Wearables: We wear data, but are we using it?
From Fitbits to Jawbones, consumers embrace wearable technology.

Companies that use the data as a treatment plan instead of a wellness plan will come out ahead. Most people who use wearables are already active, so the data isn't as valuable. Therefore, investors will find opportunities in companies that target patient populations who would benefit from wearable data, such as number of steps or heart rate monitoring.

Some companies are already integrating the wearable data stream into an EMR. "The opportunity is there, but I don't think it's going to be an every practice thing," said Ms. Stapleton.

Behind the scenes of electronic medical records
Data/analytics isn't a new concept for the healthcare industry — but the industry is currently drowning in the amount of data available. The key lies in interoperability, combining the data into one useful piece. No single dataset supersedes another in importance; a patient's lab data is just as crucial to the equation as the patient's medications.

Companies that figure out how to implement data into workflows will find success in this sector.

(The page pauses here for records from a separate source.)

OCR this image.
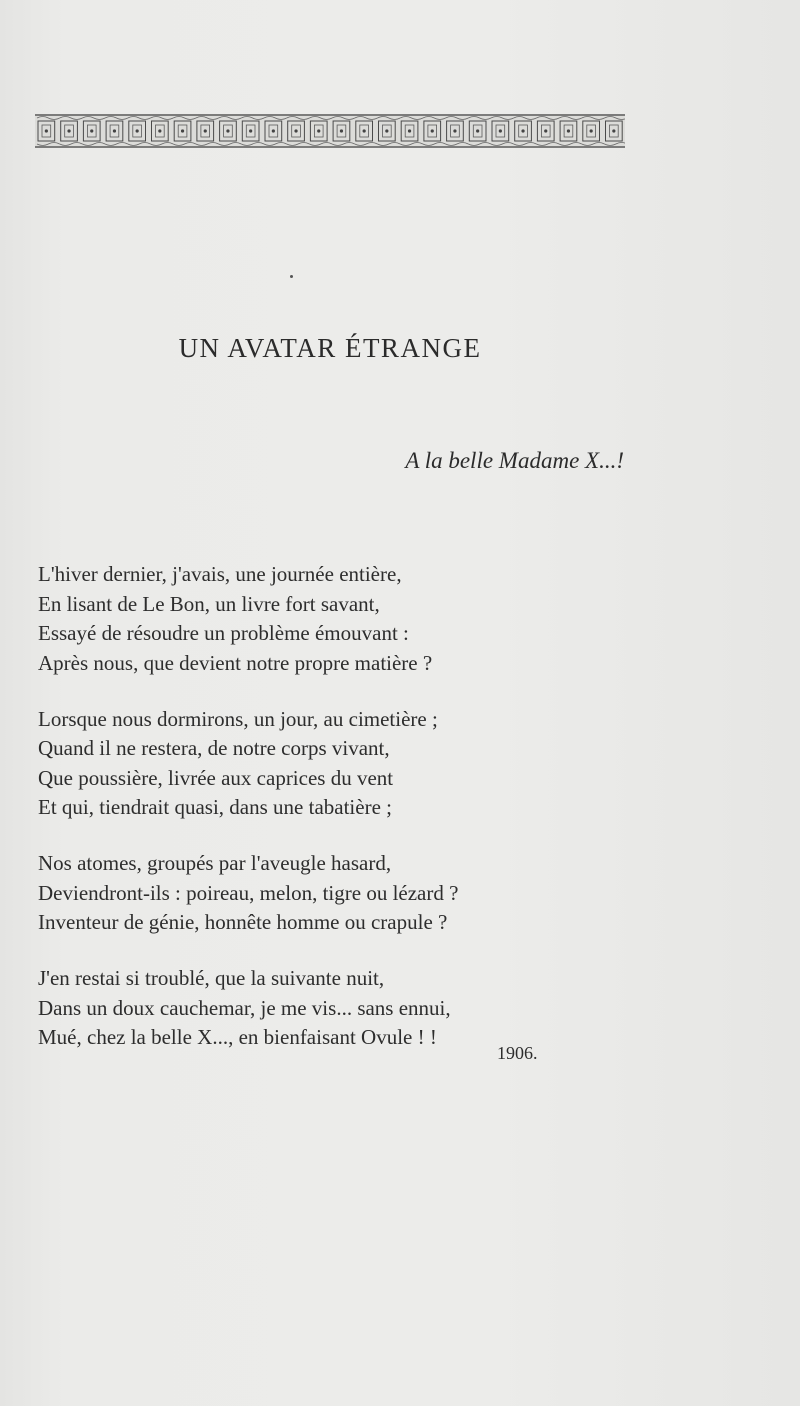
UN AVATAR ÉTRANGE
A la belle Madame X...!
L'hiver dernier, j'avais, une journée entière,
En lisant de Le Bon, un livre fort savant,
Essayé de résoudre un problème émouvant :
Après nous, que devient notre propre matière ?
Lorsque nous dormirons, un jour, au cimetière ;
Quand il ne restera, de notre corps vivant,
Que poussière, livrée aux caprices du vent
Et qui, tiendrait quasi, dans une tabatière ;
Nos atomes, groupés par l'aveugle hasard,
Deviendront-ils : poireau, melon, tigre ou lézard ?
Inventeur de génie, honnête homme ou crapule ?
J'en restai si troublé, que la suivante nuit,
Dans un doux cauchemar, je me vis... sans ennui,
Mué, chez la belle X..., en bienfaisant Ovule ! !
1906.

Many businesses are assisting medical providers in mining their data to positively affect care and outcomes.

Electronic health records have become too commoditized, Mr. Jungh asserted. The focus should be on the back-end, looking at who you're integrated with and what you can do with the data.

Investors may be more interested in EHRs in niche areas, where they lose some of the commoditization and become more valuable. "A general EHR is not something that you tend to get too excited about," said Mr. Jungh.

Personalizing the experience with predictive analytics
The industry needs to see stronger analytics to deliver an ideal personalized patient experience.

"If you get these better data repositories, what's going to be the opportunity set here is actually having predictive analytics that are useful and meaningful to the provider and payer," said Mr. Brownschidle.

Right now, there are too many reactive companies. With predictive analytics, physicians can pinpoint specific patients at risk of certain conditions and intervene with health plans.

"The data is going to get more intense and it's going to get larger and larger, so the question is, how do we weed through all that and get what we need to make an effective decision?" said Mr. Juhng.